For his part, according to the Boston Globe, John McCain is still “working out the details” of his health plan. He’s already done enough. Although some friendly reporters are emphasizing his willingness to offer tax credits, rather than just tax deductions (as his GOP predecessors have done), his plan is the same prescription for disaster that Bush’s and Giuliani’s have been. Like them, he proposes to end tax benefits for employers providing health insurance, which would effectively scrap the current employer-funded system.

McCain would replace the employer system with a tax benefit that would fall far short of covering the added costs of health insurance, especially since the bargaining clout of employers would be scrapped for a free-for-all system of individual buyers without expertise or buying power. The result would be a plan that creates substantially higher out-of-pocket costs for working Americans without extending insurance to those currently uncovered.

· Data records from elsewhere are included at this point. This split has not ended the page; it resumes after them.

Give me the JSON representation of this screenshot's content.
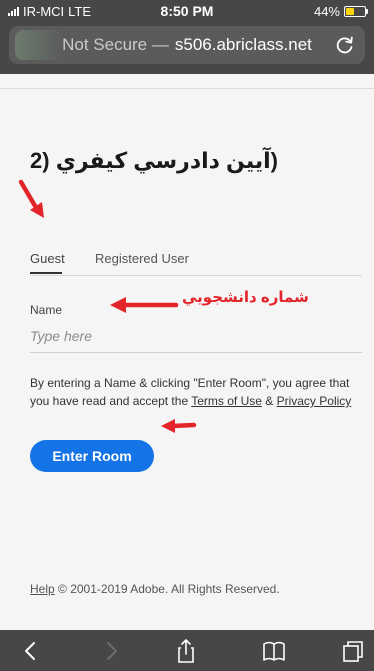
{
  "status_bar": {
    "carrier": "IR-MCI",
    "network": "LTE",
    "time": "8:50 PM",
    "battery": "44%",
    "battery_level": 0.44
  },
  "url_bar": {
    "security": "Not Secure —",
    "domain": "s506.abriclass.net"
  },
  "page": {
    "title": "(آيين دادرسي كيفري (2",
    "tabs": [
      {
        "label": "Guest",
        "active": true
      },
      {
        "label": "Registered User",
        "active": false
      }
    ],
    "name_label": "Name",
    "name_placeholder": "Type here",
    "terms_prefix": "By entering a Name & clicking \"Enter Room\", you agree that you have read and accept the ",
    "terms_link": "Terms of Use",
    "terms_and": " & ",
    "privacy_link": "Privacy Policy",
    "enter_button": "Enter Room",
    "footer_help": "Help",
    "footer_copyright": " © 2001-2019 Adobe. All Rights Reserved."
  },
  "annotations": {
    "student_number": "شماره دانشجويي"
  },
  "colors": {
    "accent": "#1473e6",
    "annotation": "#e3242b",
    "chrome": "#474747"
  }
}
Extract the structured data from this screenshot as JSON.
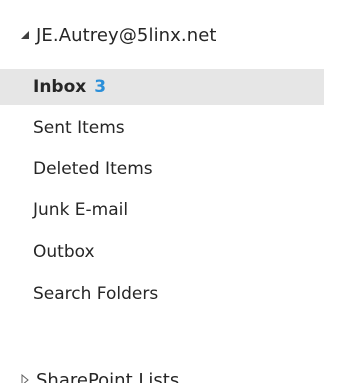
{
  "account": {
    "email": "JE.Autrey@5linx.net",
    "expanded_icon": "triangle-expanded-icon"
  },
  "folders": [
    {
      "label": "Inbox",
      "count": "3",
      "selected": true
    },
    {
      "label": "Sent Items"
    },
    {
      "label": "Deleted Items"
    },
    {
      "label": "Junk E-mail"
    },
    {
      "label": "Outbox"
    },
    {
      "label": "Search Folders"
    }
  ],
  "sharepoint": {
    "label": "SharePoint Lists",
    "collapsed_icon": "triangle-collapsed-icon"
  },
  "colors": {
    "selected_bg": "#e6e6e6",
    "unread_count": "#2b8fd9",
    "text": "#262626"
  }
}
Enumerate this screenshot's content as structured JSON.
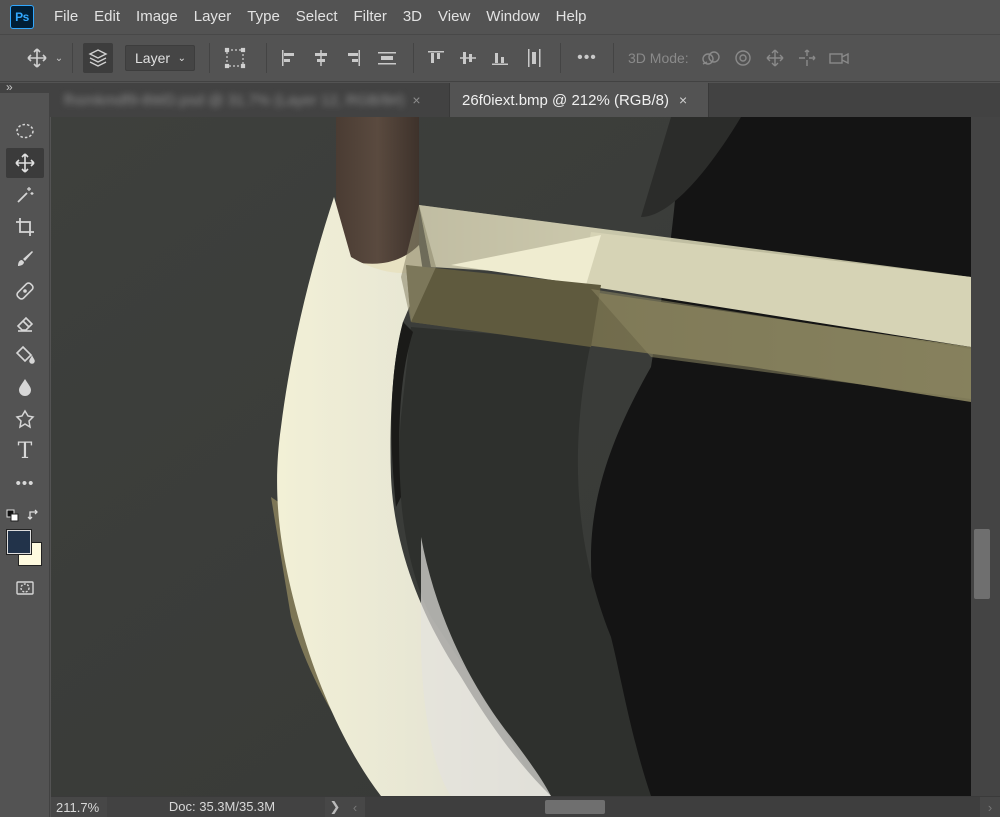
{
  "app": {
    "logo": "Ps",
    "accent": "#31a8ff"
  },
  "menu": [
    "File",
    "Edit",
    "Image",
    "Layer",
    "Type",
    "Select",
    "Filter",
    "3D",
    "View",
    "Window",
    "Help"
  ],
  "options": {
    "tool_icon": "move-icon",
    "auto_select_value": "Layer",
    "more": "•••",
    "mode3d_label": "3D Mode:"
  },
  "tabs": [
    {
      "label": "fhsmkmdf9-8WD.psd @ 31.7% (Layer 12, RGB/8#)",
      "close": "×",
      "active": false
    },
    {
      "label": "26f0iext.bmp @ 212% (RGB/8)",
      "close": "×",
      "active": true
    }
  ],
  "panel_collapse": "»",
  "tools": [
    "elliptical-marquee-icon",
    "move-icon",
    "magic-wand-icon",
    "crop-icon",
    "brush-icon",
    "healing-icon",
    "eraser-icon",
    "paint-bucket-icon",
    "blur-icon",
    "puppet-warp-icon",
    "type-icon",
    "more-tools-icon",
    "quick-mask-icon"
  ],
  "type_tool_glyph": "T",
  "more_tools_glyph": "•••",
  "colors": {
    "foreground": "#22334a",
    "background": "#fffbe0"
  },
  "status": {
    "zoom": "211.7%",
    "doc": "Doc: 35.3M/35.3M",
    "arrow": "❯"
  }
}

McCain attempts to make his plan more politically palatable than his predecessors’ by speaking in vague terms about “high risk pools” and subsidies. But, except for the inclusion of tax credits as well as deductions, he has yet to differentiate his proposal from theirs in any concrete way. His refusal to place any requirements on insurance companies, together with his abandonment of the employer-based insurance system, would create enormous financial hardship for working people who suffer from cancer and other pre-existing conditions.

What about the poor and unemployed? It’s true that some might benefit from a tax credit - but the $5,000-per-family figure McCain mentioned wouldn’t cover premiums for very many lower-income people. And they’re unlikely to be able to afford the difference between $5,000 and the actual cost of insurance, which would likely be thousands of dollars per year. The net result? Continued lack of coverage for those currently doing without medical care.

Obama and Clinton supporters are free to continue their blood feud over which has the better health plan. I’ve argued that Obama’s is more politically feasible and, in the end, more progressive. Some colleagues in the health policy world disagree. But we all agree that Sen. Clinton’s plan would also be a vast improvement over McCain’s. And the actions of the Florida State Senate are unconscionable.

To be clear, we’re talking about two distinct policy issues here - the problem of the uninsured, and the ethnic and racial divide in American healthcare. But these two issues are closely related, and both cut to the heart of what it means to be a just society in the 21st century.